Weniger Nahverkehr für mehr Geld?

Die Bundesregierung hat ihr Konzept zur Privatisierung der Bahn beschlossen, trotz deutlicher Kritik am Gesetzentwurf von Bundesverkehrsminister Wolfgang Tiefensee (SPD). Wenn Tiefensees Entwurf umgesetzt werde, bleibe die Monopolstellung der Deutschen Bahn bestehen, kritisiert VCD-Verkehrsreferentin Heidi Tischmann den Entwurf des Ministers.

 (DR)

Eigentlich stehe im Grundgesetz, dass der Staat verpflichtet sei, eine intakte Bahn-Infrastruktur vorzuhalten. "Aber darauf hat der Staat keinen Einfluss mehr, wenn dieses Gesetz Wirklichkeit wird", so Verkehrsexpertin Tischmann. Dann werde die Deutsche Bahn das Schienennetz betreiben und es mit ihren Transportgesellschaften nutzen. "Es ist zu befürchten, dass die Mitbewerber nicht die gleichen Konditionen bekommen wie die Deutsche Bahn", sagte sie.

Börsengang 2008
Mit Blick auf die Kritik am Gesetzentwurf sagte Verkehrsminister Tiefensee, er sei für die Anregungen der Abgeordneten und der Vertreter der Länder offen und gehe davon aus, dass bei gutem Willen aller Beteiligten die Terminpläne eingehalten werden können. Er rechne damit, dass die Bahn als integriertes Unternehmen Ende 2008 an den Kapitalmarkt gehen könnte - "in welcher Form auch immer".

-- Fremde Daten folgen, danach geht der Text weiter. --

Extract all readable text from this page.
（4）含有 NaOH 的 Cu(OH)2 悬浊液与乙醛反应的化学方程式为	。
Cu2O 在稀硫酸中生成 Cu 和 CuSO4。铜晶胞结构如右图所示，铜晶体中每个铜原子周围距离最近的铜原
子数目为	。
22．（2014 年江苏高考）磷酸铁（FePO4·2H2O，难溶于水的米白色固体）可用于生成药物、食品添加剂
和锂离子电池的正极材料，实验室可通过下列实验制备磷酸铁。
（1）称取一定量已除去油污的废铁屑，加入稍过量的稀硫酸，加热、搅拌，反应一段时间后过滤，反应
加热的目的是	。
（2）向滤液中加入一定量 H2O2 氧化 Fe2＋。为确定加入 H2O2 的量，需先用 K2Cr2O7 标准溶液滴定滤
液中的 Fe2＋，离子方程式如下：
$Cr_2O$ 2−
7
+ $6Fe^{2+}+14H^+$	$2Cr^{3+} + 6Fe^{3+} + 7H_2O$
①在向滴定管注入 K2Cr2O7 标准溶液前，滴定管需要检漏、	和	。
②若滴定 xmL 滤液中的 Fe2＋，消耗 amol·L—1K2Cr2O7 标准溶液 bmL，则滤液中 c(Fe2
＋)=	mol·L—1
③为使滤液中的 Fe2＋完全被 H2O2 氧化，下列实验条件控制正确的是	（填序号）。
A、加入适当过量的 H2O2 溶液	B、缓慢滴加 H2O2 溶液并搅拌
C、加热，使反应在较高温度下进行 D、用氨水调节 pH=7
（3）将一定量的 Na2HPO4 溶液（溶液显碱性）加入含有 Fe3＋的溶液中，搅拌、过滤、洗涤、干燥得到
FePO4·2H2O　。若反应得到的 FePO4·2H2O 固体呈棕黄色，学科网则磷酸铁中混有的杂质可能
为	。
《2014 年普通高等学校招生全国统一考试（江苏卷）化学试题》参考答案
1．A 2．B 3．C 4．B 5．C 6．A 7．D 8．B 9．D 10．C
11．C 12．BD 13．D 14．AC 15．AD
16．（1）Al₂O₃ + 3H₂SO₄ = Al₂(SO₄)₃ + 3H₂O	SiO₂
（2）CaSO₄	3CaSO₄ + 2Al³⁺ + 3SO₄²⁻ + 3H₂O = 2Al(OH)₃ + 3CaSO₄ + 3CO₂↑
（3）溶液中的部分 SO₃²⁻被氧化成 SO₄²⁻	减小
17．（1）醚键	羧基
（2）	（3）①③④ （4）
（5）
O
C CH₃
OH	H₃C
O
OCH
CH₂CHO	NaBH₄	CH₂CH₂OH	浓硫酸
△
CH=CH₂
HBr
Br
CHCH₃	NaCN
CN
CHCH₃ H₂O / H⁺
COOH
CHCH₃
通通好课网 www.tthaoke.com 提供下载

Tiefensee betonte, dass kein Investor Zugriff auf das Schienennetz haben werde, da dieses im Eigentum des Bundes verbleiben werde. Verfassungsrechtliche Bedenken gegen den vorliegenden Entwurf sehe er nicht.

15 Jahre Nutzungsrecht
Die Initiative "Bahn für alle" warnte, nach Tiefensees Gesetzentwurf bleibe das Streckennetz nur formal Eigentum des Bundes. Der Bahn werde ein Nutzungsrecht für mindestens 15 Jahre eingeräumt. "Gleichzeitig verpflichtet sich die Bundesrepublik, der Bahn ihre Eigeninvestitionen ins Streckennetz zu ersetzen, sollten die Gleise und Anlagen in 15 Jahren an den Staat zurückgehen", erläuterte Werner Reh vom Bündnis "Bahn für alle". Doch der Staat werde nicht in der Lage sein, das Geld für den Wertausgleich aufzubringen. "Die Summe wird den Privatisierungserlös bei weitem übersteigen", sagte der Verkehrsexperte.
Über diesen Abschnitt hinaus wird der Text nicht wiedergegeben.